The present invention provides the above-mentioned structure, that is, the two layers of the silicon oxide-based gas barrier layer (B) and the metal thin film layer (C). Demonstrate. Therefore, because of its transparency, the contents of the package can be checked visually, and since it is electrically conductive, the contents of the package that are susceptible to static electricity such as electronic components can be protected from static electricity. It can prevent static electricity problems, which can be a problem when filling medicines and foods at high speeds, and it has gas barrier properties, so it can protect the package contents from oxygen, moisture, etc. I do.

──────────────────────────────────────────────────続 き Continued on the front page (58) Field surveyed (Int. Cl. ⁶ , DB name) C23C 14/00-14/58 B32B 15/00-15/20

Claims (2)

(57) [Claims] 1. A high barrier film comprising a synthetic resin film (A) provided with a silicon oxide (SiO _x , X = 1.0-1.8) thin film layer (B) and a metal thin film layer (C) on at least one surface.
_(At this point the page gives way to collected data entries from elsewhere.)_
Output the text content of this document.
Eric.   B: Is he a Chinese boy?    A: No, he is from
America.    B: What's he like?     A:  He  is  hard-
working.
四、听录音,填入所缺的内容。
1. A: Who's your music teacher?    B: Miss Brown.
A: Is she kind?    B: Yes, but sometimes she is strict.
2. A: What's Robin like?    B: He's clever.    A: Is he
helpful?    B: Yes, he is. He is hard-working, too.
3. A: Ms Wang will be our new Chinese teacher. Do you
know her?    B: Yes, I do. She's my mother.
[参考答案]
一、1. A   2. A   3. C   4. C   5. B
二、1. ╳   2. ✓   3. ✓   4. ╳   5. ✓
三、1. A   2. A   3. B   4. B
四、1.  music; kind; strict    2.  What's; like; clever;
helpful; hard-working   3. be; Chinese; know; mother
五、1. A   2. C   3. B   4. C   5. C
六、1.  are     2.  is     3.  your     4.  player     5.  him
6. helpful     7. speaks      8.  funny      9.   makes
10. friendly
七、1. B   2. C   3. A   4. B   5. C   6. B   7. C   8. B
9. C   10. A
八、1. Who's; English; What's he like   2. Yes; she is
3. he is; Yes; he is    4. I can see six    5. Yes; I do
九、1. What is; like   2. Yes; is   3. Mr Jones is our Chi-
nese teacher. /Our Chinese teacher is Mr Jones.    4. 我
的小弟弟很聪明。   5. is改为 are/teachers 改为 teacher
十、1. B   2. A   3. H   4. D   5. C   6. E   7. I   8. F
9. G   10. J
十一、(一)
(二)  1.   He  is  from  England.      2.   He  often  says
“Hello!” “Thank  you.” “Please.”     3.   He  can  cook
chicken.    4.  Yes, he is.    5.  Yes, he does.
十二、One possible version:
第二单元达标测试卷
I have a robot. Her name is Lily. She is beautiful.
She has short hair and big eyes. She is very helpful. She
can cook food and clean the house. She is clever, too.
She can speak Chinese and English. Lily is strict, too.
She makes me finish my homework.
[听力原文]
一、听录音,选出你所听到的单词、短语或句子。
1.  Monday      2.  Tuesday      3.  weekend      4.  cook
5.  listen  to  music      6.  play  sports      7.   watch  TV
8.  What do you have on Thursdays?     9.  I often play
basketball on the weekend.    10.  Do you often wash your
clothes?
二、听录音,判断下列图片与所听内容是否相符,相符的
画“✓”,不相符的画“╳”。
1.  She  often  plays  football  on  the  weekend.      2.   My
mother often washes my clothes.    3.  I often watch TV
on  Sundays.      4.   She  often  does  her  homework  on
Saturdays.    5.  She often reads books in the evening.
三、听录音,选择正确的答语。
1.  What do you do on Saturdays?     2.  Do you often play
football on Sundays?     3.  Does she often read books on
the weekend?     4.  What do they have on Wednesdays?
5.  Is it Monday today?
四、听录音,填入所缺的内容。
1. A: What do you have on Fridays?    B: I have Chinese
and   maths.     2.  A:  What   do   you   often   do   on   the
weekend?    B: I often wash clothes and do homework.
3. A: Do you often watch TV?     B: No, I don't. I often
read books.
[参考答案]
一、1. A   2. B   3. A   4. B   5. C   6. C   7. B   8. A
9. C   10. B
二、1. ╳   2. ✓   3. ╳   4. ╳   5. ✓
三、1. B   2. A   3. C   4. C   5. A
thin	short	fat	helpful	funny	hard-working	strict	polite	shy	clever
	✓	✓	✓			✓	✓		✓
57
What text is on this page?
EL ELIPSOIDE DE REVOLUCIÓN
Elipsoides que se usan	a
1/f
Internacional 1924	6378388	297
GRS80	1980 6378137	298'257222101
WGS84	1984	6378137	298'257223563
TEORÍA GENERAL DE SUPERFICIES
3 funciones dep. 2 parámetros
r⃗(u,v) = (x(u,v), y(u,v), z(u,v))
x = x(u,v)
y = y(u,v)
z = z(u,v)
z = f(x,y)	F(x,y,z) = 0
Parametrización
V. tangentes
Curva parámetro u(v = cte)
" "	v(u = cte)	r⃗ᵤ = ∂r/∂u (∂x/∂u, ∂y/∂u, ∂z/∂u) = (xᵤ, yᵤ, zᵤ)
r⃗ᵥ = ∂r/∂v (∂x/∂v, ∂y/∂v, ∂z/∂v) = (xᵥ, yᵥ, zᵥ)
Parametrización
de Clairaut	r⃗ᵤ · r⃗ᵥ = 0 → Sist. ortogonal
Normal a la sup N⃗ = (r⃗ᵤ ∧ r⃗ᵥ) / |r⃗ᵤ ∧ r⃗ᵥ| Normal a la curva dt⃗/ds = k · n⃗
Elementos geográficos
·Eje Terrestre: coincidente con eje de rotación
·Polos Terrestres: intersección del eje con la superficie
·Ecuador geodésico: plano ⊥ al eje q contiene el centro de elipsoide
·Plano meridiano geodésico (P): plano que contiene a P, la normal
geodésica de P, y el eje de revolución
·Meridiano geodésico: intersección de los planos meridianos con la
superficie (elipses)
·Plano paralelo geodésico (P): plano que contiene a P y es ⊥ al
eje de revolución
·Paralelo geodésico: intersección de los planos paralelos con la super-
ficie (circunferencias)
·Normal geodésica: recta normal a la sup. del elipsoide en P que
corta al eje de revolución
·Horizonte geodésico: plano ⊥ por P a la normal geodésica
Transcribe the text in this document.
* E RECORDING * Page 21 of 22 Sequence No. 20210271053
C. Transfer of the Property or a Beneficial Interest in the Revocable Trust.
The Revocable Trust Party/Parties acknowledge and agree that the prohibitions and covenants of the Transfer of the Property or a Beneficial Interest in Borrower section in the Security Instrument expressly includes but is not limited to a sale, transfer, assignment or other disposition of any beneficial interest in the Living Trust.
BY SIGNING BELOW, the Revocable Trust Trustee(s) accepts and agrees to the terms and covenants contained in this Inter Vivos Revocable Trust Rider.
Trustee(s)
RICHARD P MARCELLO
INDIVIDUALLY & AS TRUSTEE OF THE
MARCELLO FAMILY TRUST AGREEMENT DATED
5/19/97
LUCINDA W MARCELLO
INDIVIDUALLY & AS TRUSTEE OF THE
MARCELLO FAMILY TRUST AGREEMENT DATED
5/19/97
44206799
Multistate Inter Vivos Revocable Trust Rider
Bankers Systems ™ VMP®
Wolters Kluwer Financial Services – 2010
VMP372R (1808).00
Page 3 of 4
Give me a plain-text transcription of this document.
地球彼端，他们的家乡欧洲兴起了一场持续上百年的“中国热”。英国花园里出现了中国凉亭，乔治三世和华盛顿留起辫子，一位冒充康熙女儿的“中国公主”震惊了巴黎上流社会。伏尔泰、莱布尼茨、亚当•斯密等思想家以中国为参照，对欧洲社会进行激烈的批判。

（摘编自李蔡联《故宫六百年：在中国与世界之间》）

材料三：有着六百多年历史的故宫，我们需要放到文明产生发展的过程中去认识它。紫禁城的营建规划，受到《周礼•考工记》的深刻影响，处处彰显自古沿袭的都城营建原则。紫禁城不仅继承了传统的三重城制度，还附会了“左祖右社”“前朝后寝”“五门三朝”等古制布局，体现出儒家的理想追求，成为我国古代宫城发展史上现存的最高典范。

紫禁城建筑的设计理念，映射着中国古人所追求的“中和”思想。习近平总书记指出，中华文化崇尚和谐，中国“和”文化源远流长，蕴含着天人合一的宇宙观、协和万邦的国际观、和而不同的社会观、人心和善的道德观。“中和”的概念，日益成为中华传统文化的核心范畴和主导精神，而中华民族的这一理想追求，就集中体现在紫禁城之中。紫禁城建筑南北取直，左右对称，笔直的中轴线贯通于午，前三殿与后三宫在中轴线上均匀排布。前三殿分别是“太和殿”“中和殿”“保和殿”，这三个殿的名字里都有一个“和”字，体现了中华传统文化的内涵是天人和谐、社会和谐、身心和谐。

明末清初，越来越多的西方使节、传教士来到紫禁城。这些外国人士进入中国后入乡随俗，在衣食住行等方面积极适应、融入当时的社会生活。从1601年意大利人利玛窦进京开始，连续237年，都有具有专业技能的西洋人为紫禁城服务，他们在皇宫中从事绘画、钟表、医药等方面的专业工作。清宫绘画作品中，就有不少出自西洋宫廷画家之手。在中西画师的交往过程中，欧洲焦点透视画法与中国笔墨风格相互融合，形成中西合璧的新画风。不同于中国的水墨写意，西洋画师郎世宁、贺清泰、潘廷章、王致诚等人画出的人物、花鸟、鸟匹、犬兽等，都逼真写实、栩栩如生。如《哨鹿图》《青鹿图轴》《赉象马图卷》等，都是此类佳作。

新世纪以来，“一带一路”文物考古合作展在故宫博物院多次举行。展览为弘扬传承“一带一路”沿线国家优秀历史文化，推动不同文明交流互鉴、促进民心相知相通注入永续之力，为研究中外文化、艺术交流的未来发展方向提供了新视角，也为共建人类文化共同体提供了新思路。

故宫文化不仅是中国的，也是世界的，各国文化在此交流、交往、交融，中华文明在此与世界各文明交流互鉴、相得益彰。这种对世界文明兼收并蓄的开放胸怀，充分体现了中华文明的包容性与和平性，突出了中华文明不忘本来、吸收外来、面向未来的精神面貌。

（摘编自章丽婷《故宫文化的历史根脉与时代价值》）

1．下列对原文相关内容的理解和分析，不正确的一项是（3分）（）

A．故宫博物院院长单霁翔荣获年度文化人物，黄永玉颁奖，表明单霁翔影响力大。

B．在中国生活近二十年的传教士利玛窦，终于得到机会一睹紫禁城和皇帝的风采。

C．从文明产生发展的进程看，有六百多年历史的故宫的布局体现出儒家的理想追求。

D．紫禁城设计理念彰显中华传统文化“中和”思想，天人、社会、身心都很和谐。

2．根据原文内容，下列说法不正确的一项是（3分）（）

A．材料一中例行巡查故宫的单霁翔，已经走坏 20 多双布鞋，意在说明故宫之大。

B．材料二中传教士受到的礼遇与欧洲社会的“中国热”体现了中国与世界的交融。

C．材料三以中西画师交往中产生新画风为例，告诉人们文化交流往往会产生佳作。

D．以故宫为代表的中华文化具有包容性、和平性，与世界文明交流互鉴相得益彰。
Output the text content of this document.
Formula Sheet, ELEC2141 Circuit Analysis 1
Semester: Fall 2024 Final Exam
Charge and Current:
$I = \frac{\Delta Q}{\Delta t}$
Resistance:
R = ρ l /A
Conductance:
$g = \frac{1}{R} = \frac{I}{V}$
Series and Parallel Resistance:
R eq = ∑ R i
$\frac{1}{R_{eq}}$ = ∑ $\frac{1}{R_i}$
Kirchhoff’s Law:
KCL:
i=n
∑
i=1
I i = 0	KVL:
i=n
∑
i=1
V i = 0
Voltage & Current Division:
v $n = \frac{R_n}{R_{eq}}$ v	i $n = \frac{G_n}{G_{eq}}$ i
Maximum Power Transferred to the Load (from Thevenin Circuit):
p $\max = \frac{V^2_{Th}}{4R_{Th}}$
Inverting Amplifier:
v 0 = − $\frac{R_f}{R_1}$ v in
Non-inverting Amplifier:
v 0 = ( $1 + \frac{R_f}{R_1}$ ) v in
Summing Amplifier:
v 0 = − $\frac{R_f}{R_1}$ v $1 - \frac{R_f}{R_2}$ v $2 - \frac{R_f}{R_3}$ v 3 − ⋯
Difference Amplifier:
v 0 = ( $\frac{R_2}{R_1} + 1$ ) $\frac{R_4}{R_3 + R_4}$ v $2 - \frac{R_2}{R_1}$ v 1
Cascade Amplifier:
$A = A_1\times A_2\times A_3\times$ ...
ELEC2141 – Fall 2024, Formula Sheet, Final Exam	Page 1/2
The light transmittance at a wavelength of 550 nm is 10 to 50%, the surface electric resistance is 10 ⁶ Ω / □ or less, and the oxygen gas transmittance is ^2.5 cc / m2 · 24h
An electrically conductive transparent high barrier film characterized by having a water permeability of 2.7 g / m ² · 24 hrs or less. 2. The method according to claim 1, wherein the synthetic resin film (A), the silicon oxide thin film layer (B) and the metal thin film layer (C) are laminated in the order of A / B / CA / C / B. Electrically conductive transparent high barrier film.